Sadly this little masterpiece was long out of print, and is now available only as a fairly pricey import. That’s a shame, because Duncan was a unique talent with a knack for turning out smart, folky pop. Her songs are very much of their time, with traces of Summer of Love blending into a somewhat skeptical early 70s consciousness, but her craftsmanship and delivery make them timeless.

FURTHER LISTENING: Duncan followed up with Earth Mother, a much darker look at similar themes including the monumental, nine-minute title track. When it also proved to be a commercial failure, she lost her contract and changed labels, recording three more albums for GM. Plagued by stage fright

“I hated it. I’d throw up before I went on, I was just a basket case. I didn’t look it on stage but that’s because I’d had to drink a quadruple brandy to get up there.”

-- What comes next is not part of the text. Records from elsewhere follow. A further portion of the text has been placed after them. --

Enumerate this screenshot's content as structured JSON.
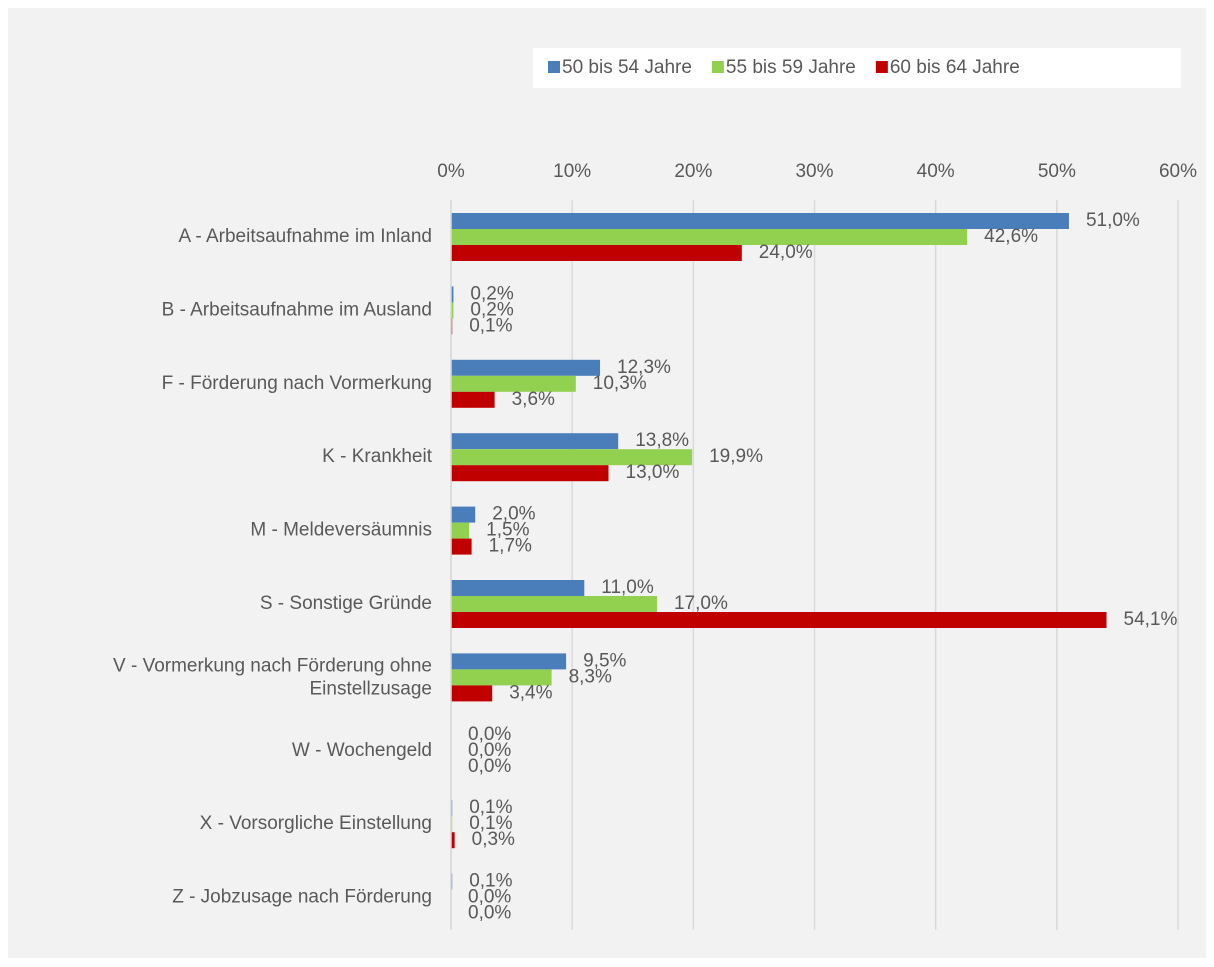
{
  "chart_data": {
    "type": "bar",
    "orientation": "horizontal",
    "categories": [
      "A - Arbeitsaufnahme im Inland",
      "B - Arbeitsaufnahme im Ausland",
      "F - Förderung nach Vormerkung",
      "K - Krankheit",
      "M - Meldeversäumnis",
      "S - Sonstige Gründe",
      "V - Vormerkung nach Förderung ohne Einstellzusage",
      "W - Wochengeld",
      "X - Vorsorgliche Einstellung",
      "Z - Jobzusage nach Förderung"
    ],
    "series": [
      {
        "name": "50 bis 54 Jahre",
        "color": "#4a7ebb",
        "label_color": "#0070c0",
        "values": [
          51.0,
          0.2,
          12.3,
          13.8,
          2.0,
          11.0,
          9.5,
          0.0,
          0.1,
          0.1
        ],
        "value_labels": [
          "51,0%",
          "0,2%",
          "12,3%",
          "13,8%",
          "2,0%",
          "11,0%",
          "9,5%",
          "0,0%",
          "0,1%",
          "0,1%"
        ]
      },
      {
        "name": "55 bis 59 Jahre",
        "color": "#92d050",
        "label_color": "#92d050",
        "values": [
          42.6,
          0.2,
          10.3,
          19.9,
          1.5,
          17.0,
          8.3,
          0.0,
          0.1,
          0.0
        ],
        "value_labels": [
          "42,6%",
          "0,2%",
          "10,3%",
          "19,9%",
          "1,5%",
          "17,0%",
          "8,3%",
          "0,0%",
          "0,1%",
          "0,0%"
        ]
      },
      {
        "name": "60 bis 64 Jahre",
        "color": "#c00000",
        "label_color": "#c00000",
        "values": [
          24.0,
          0.1,
          3.6,
          13.0,
          1.7,
          54.1,
          3.4,
          0.0,
          0.3,
          0.0
        ],
        "value_labels": [
          "24,0%",
          "0,1%",
          "3,6%",
          "13,0%",
          "1,7%",
          "54,1%",
          "3,4%",
          "0,0%",
          "0,3%",
          "0,0%"
        ]
      }
    ],
    "xlim": [
      0,
      60
    ],
    "xticks": [
      {
        "value": 0,
        "label": "0%"
      },
      {
        "value": 10,
        "label": "10%"
      },
      {
        "value": 20,
        "label": "20%"
      },
      {
        "value": 30,
        "label": "30%"
      },
      {
        "value": 40,
        "label": "40%"
      },
      {
        "value": 50,
        "label": "50%"
      },
      {
        "value": 60,
        "label": "60%"
      }
    ],
    "grid": true,
    "legend": "top-right"
  }
}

she never toured to support her albums and eventually retired to Cornwall, doing rare session work. Producer Alan Parsons was particularly fond of her voice, and included her in the sessions for Pink Floyd’s The Dark Side of the Moon as well as asking her to provide one of only two female leads for an Alan Parsons Project track. Duncan died in 2010, leaving behind a small body of her own work and an astounding legacy of session performances.